I just want to address your point #2. I've used Graham arms for five years and they've held up perfectly. After three years, my 2.2 looked and functioned like the day I bought it. Ditto on my Phantom II after two years--and I listen to vinyl 4 to 6 hours a day, as I work at home. They're extremely well-engineered and well-built. I know several other Phantom owners and I've never heard a complaint. One might not like their sound--that's a matter of personal taste--but it's hard to argue with their quality. I also own and listen to arms from Triplanar, Clearaudio, and SME, so I'm not married to a brand. The Grahams are as well made as any of them, perhaps better. I also think the Phantom II is the most neutral-sounding arm I own. Were I to keep only one arm, it would be the Graham. Just my opinion. Nothing against Moerchs, though; I'm sure they're great arms.
Wrm57, I'd be interested in hearing how the Graham Phantom II compares to the Triplanar arm.
Roscoeiii, here are a few observations in my system. I find the Tri-planar to throw a larger, bolder presentation with excellent transparency, immediacy, and flow. It seems fuller on the bottom and mids, perhaps not quite as extended or refined on top, and perhaps more liquid than the Phantom II. Of course, we're splitting hairs here: the Tri is not lacking for top end; the Graham is not lacking in flow. The Tri-planar adds more of its own character, IMO. I find the Graham to be more precise and focused, more balanced high to low. It's definitely not light in the bass. I've read some comments that it's mechanical-sounding, or analytical, or "not musical" (whatever that means). Not true in my system. I travel just as far on the magic carpet via the Graham as the Tri-planar. But the Graham is a very neutral arm, which makes it a great platform for comparing cartridges, cables, etc. It does requires precise set-up, and miniscule changes in any parameter are instantly audible. The Tri-planar is a bit more forgiving. Both are fantastic in the control they afford over all parameters; I'm quite spoiled by them in this regard. They're different but both are wonderful arms, and equally valid in their presentations.
Thanks very much for that comparison, Wrm57
wrm57...thanks for the graham vs tri comparison...
The Triplanar VII is a excellent unit with its good cable and when using Cartridges below 10gr.
With heavier carts it simply looses information in the high frequency area, it is a bit lifeless and the "airy speed" is not there anymore (compared to other Arms, for example the Phantom, DaVinci or very heavy Arms).
I know, some use this Arm with Koetsus and are happy, but to be honest, what's not there, you can't hear....
It simply can't compare to the next in this case.

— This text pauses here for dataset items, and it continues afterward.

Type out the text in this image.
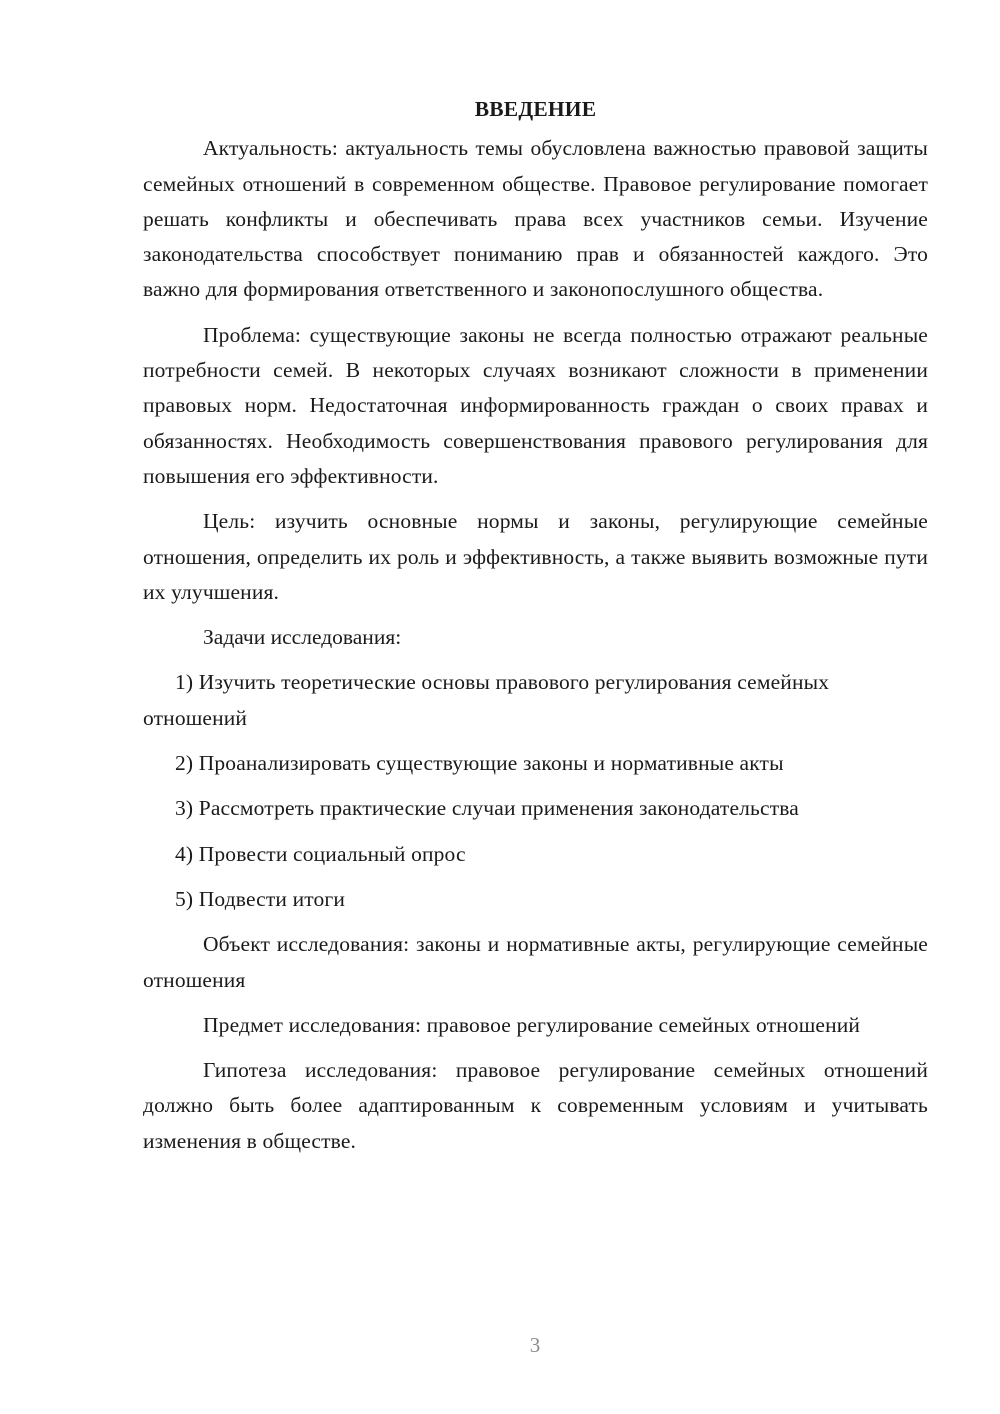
ВВЕДЕНИЕ

Актуальность: актуальность темы обусловлена важностью правовой защиты семейных отношений в современном обществе. Правовое регулирование помогает решать конфликты и обеспечивать права всех участников семьи. Изучение законодательства способствует пониманию прав и обязанностей каждого. Это важно для формирования ответственного и законопослушного общества.

Проблема: существующие законы не всегда полностью отражают реальные потребности семей. В некоторых случаях возникают сложности в применении правовых норм. Недостаточная информированность граждан о своих правах и обязанностях. Необходимость совершенствования правового регулирования для повышения его эффективности.

Цель: изучить основные нормы и законы, регулирующие семейные отношения, определить их роль и эффективность, а также выявить возможные пути их улучшения.

Задачи исследования:

1) Изучить теоретические основы правового регулирования семейных отношений
2) Проанализировать существующие законы и нормативные акты
3) Рассмотреть практические случаи применения законодательства
4) Провести социальный опрос
5) Подвести итоги

Объект исследования: законы и нормативные акты, регулирующие семейные отношения

Предмет исследования: правовое регулирование семейных отношений

Гипотеза исследования: правовое регулирование семейных отношений должно быть более адаптированным к современным условиям и учитывать изменения в обществе.

3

The Phantom is much better in this, based on its very heavy block, it can handle lots of different cartridges (I used a few from 4-14gr) at a superior level.
The Adjustments are outstanding and Bob Graham made with this Design a major step forward. Very innovative and no weak points (except possible mismatches with wire or colored turntables)

To the sound
I like the Triplanar, it is good to listen to. With the right cartridge it goes out of way.

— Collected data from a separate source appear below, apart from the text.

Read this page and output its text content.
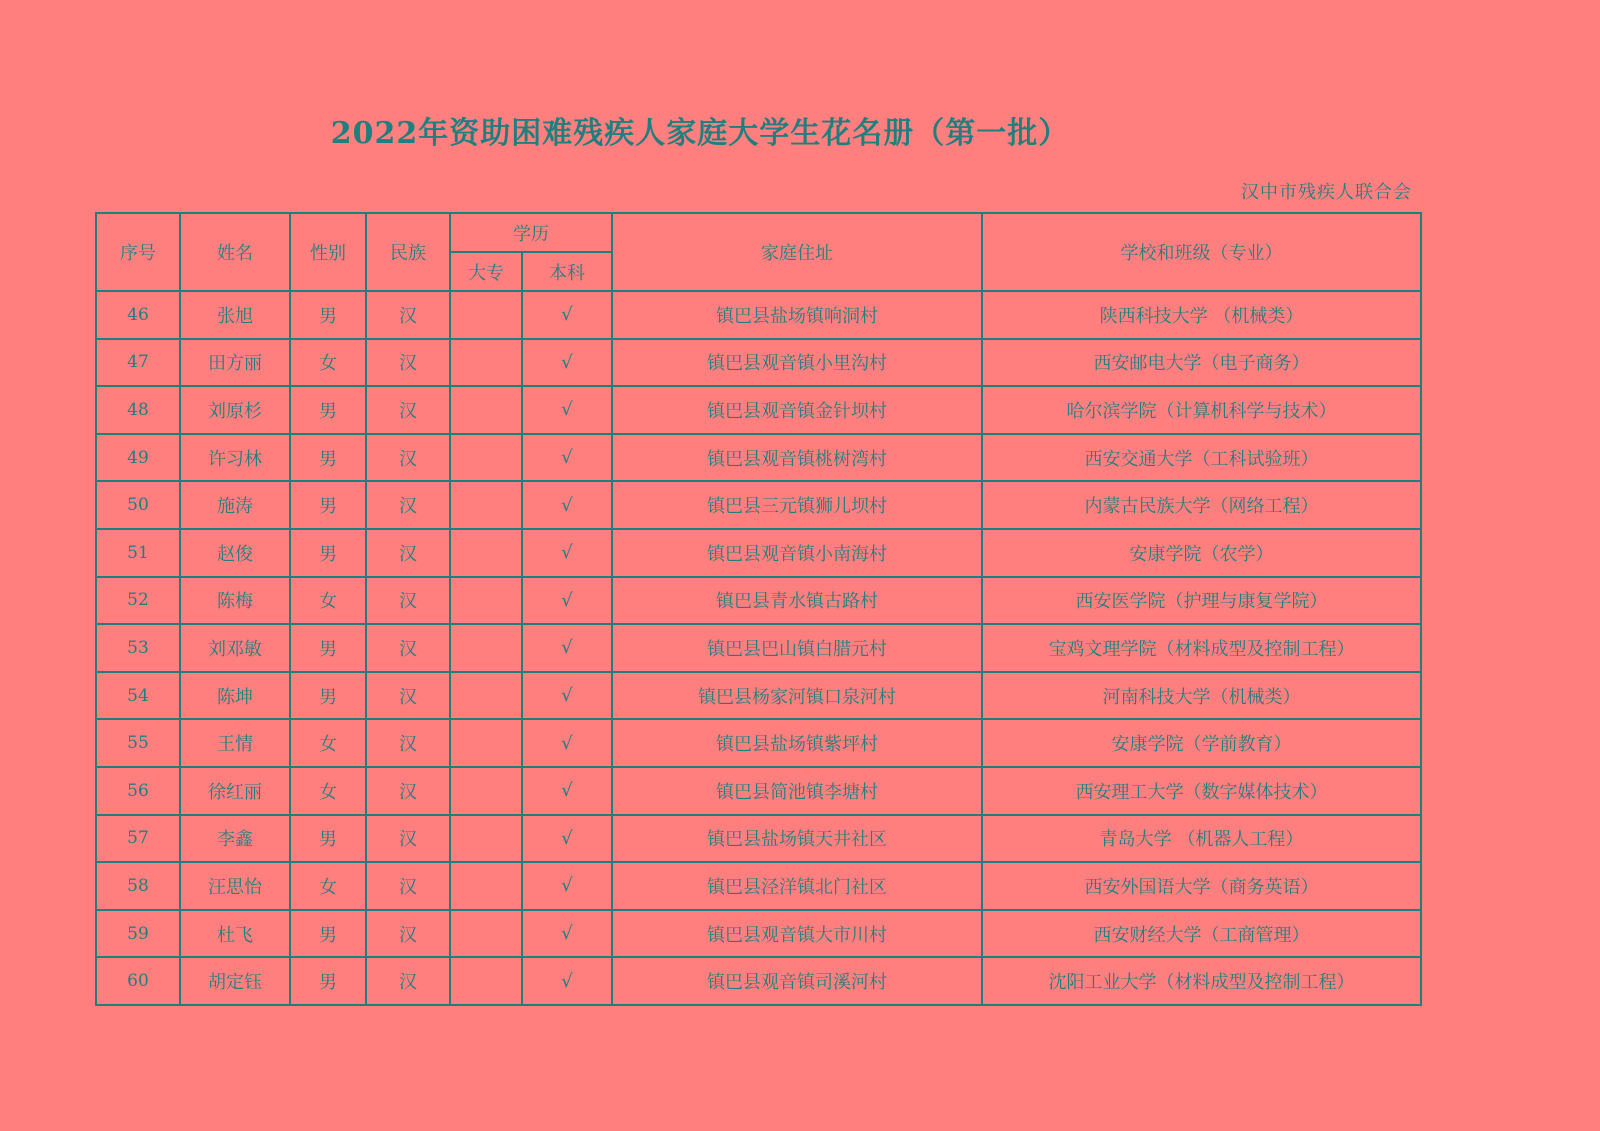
2022年资助困难残疾人家庭大学生花名册（第一批）
汉中市残疾人联合会
序号	姓名	性别	民族	学历		家庭住址	学校和班级（专业）
				大专	本科		
46	张旭	男	汉		√	镇巴县盐场镇响洞村	陕西科技大学 （机械类）
47	田方丽	女	汉		√	镇巴县观音镇小里沟村	西安邮电大学（电子商务）
48	刘原杉	男	汉		√	镇巴县观音镇金针坝村	哈尔滨学院（计算机科学与技术）
49	许习林	男	汉		√	镇巴县观音镇桃树湾村	西安交通大学（工科试验班）
50	施涛	男	汉		√	镇巴县三元镇狮儿坝村	内蒙古民族大学（网络工程）
51	赵俊	男	汉		√	镇巴县观音镇小南海村	安康学院（农学）
52	陈梅	女	汉		√	镇巴县青水镇古路村	西安医学院（护理与康复学院）
53	刘邓敏	男	汉		√	镇巴县巴山镇白腊元村	宝鸡文理学院（材料成型及控制工程）
54	陈坤	男	汉		√	镇巴县杨家河镇口泉河村	河南科技大学（机械类）
55	王情	女	汉		√	镇巴县盐场镇紫坪村	安康学院（学前教育）
56	徐红丽	女	汉		√	镇巴县简池镇李塘村	西安理工大学（数字媒体技术）
57	李鑫	男	汉		√	镇巴县盐场镇天井社区	青岛大学 （机器人工程）
58	汪思怡	女	汉		√	镇巴县泾洋镇北门社区	西安外国语大学（商务英语）
59	杜飞	男	汉		√	镇巴县观音镇大市川村	西安财经大学（工商管理）
60	胡定钰	男	汉		√	镇巴县观音镇司溪河村	沈阳工业大学（材料成型及控制工程）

The Phantom Arm is very precise and the results can vary based on the connected Phono cable. The differences can be huge (I tried XLO Sign., Siltech, Purist, IC-70 Graham Phono, Kondo Phono cables and some others with it).
The Phantom has an excellent - complete - frequency range, linked with an absolutely amazing holographic Speed in the lower Frequencies. Very precise, super soundstage, the right height and body...
You get what you feed (can be negative too)

For me one of the great Arms out there. Heavy, good Arm material, top bearing ... Unfortunately very expensive, but compared to others, the Buyer won't be disappointed. Even after long time listening to it.

The Moerch is also a good Arm, a bit different from Handling but when you have a cartridge you like, choose the right Armtube and it is done. Great value.